Highest Energy Physics with the Auger Observatory

Project: Research project

Project Details


High-energy cosmic rays are important cosmic messengers that are producing new insights about extreme processes in the universe. The Pierre Auger Cosmic Ray Observatory has measured millions of cosmic rays. Some of the most interesting are protons or atomic nuclei, whose arrival directions are correlated with the large-scale distribution of matter within 250 million light years of the Earth and thereby reveal which astrophysical objects are capable of producing these extremely high energy particles. A primary advantage of the Auger Observatory in studying cosmic rays is its complementary ground detector array, which detects the cascade of particles produced in the atmosphere by the parent cosmic ray, and ultraviolet telescopes, which image the pattern of nitrogen fluorescence generated by the passage of the particle cascade through the atmosphere. Combining these two techniques provides the best possible measurements of these rarest of particles.

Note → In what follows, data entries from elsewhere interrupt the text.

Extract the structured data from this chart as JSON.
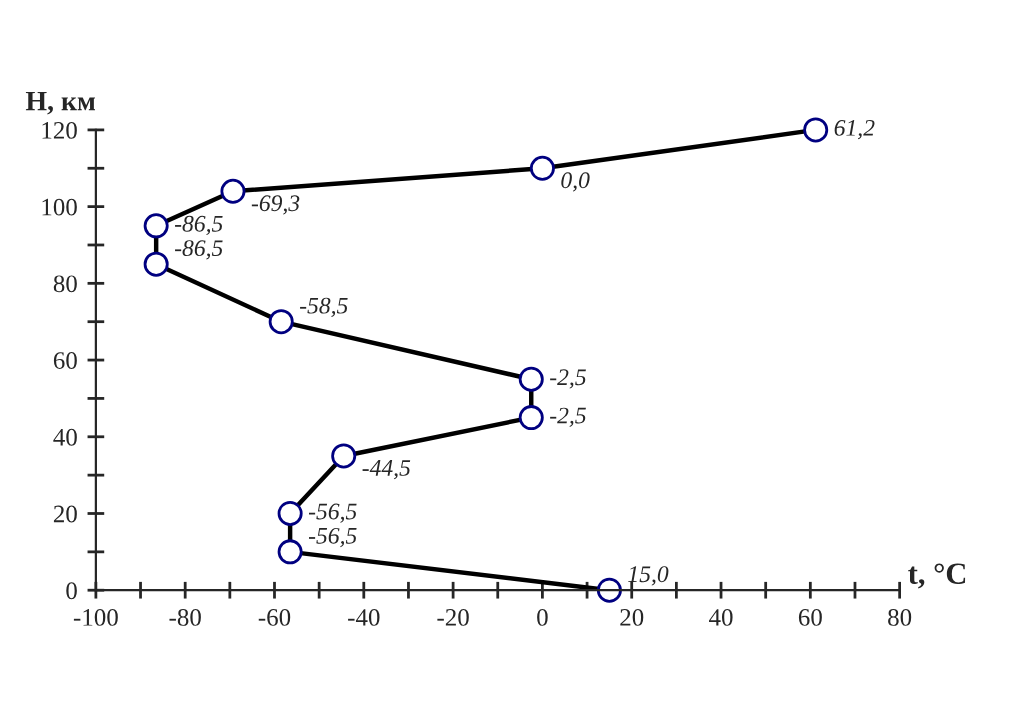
{
  "chart_data": {
    "type": "line",
    "xlabel": "t, °C",
    "ylabel": "H, км",
    "x": [
      15.0,
      -56.5,
      -56.5,
      -44.5,
      -2.5,
      -2.5,
      -58.5,
      -86.5,
      -86.5,
      -69.3,
      0.0,
      61.2
    ],
    "series": [
      {
        "color": "#000000",
        "values": [
          0,
          10,
          20,
          35,
          45,
          55,
          70,
          85,
          95,
          104,
          110,
          120
        ]
      }
    ],
    "annotations": [
      {
        "text": "15,0",
        "x": 15.0,
        "y": 0
      },
      {
        "text": "-56,5",
        "x": -56.5,
        "y": 10
      },
      {
        "text": "-56,5",
        "x": -56.5,
        "y": 20
      },
      {
        "text": "-44,5",
        "x": -44.5,
        "y": 35
      },
      {
        "text": "-2,5",
        "x": -2.5,
        "y": 45
      },
      {
        "text": "-2,5",
        "x": -2.5,
        "y": 55
      },
      {
        "text": "-58,5",
        "x": -58.5,
        "y": 70
      },
      {
        "text": "-86,5",
        "x": -86.5,
        "y": 85
      },
      {
        "text": "-86,5",
        "x": -86.5,
        "y": 95
      },
      {
        "text": "-69,3",
        "x": -69.3,
        "y": 104
      },
      {
        "text": "0,0",
        "x": 0.0,
        "y": 110
      },
      {
        "text": "61,2",
        "x": 61.2,
        "y": 120
      }
    ],
    "marker": "circle",
    "line_style": "solid",
    "grid": false,
    "legend": false,
    "xlim": [
      -100,
      80
    ],
    "ylim": [
      0,
      120
    ],
    "xticks": [
      -100,
      {
        "value": -90,
        "label": null
      },
      -80,
      {
        "value": -70,
        "label": null
      },
      -60,
      {
        "value": -50,
        "label": null
      },
      -40,
      {
        "value": -30,
        "label": null
      },
      -20,
      {
        "value": -10,
        "label": null
      },
      0,
      {
        "value": 10,
        "label": null
      },
      20,
      {
        "value": 30,
        "label": null
      },
      40,
      {
        "value": 50,
        "label": null
      },
      60,
      {
        "value": 70,
        "label": null
      },
      80
    ],
    "yticks": [
      0,
      {
        "value": 10,
        "label": null
      },
      20,
      {
        "value": 30,
        "label": null
      },
      40,
      {
        "value": 50,
        "label": null
      },
      60,
      {
        "value": 70,
        "label": null
      },
      80,
      {
        "value": 90,
        "label": null
      },
      100,
      {
        "value": 110,
        "label": null
      },
      120
    ]
  }
}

The Auger group at Pennsylvania State University has been involved with the Auger project since 1992. With this award they will continue their work to resolve the issues involved in utilizing the two detection techniques and exploit the Auger measurements to deduce properties of particle interactions at energies far beyond the reach of laboratory studies on Earth.

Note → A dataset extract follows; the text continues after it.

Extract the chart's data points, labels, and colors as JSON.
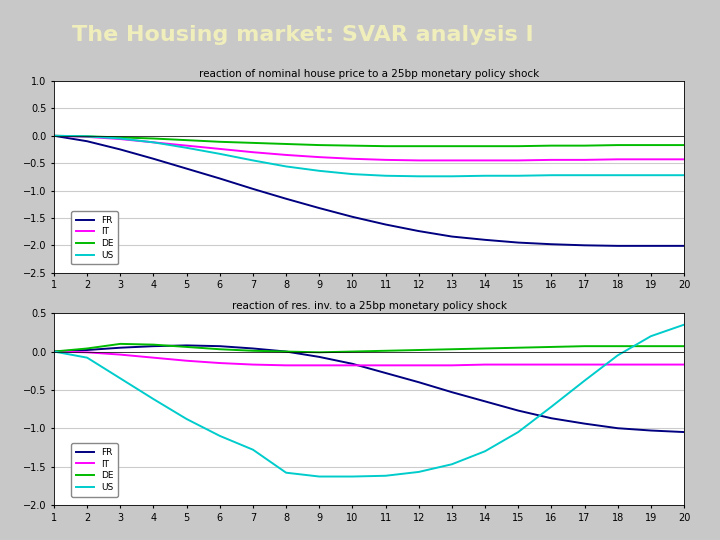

The Pennsylvania State University group will continue their established series of popular week-long summer workshops for high school teachers that are based around new results in cosmology and high-energy astrophysics. The concepts of basic college physics are interwoven into the curriculum, so that teachers strengthen their working knowledge of their core curriculum while getting an inside look at what is happening at the forefront of astrophysics research. The teachers are provided with knowledge and tools to use in their classrooms, to inspire and engage their students, and to enrich their understanding of the scientific method.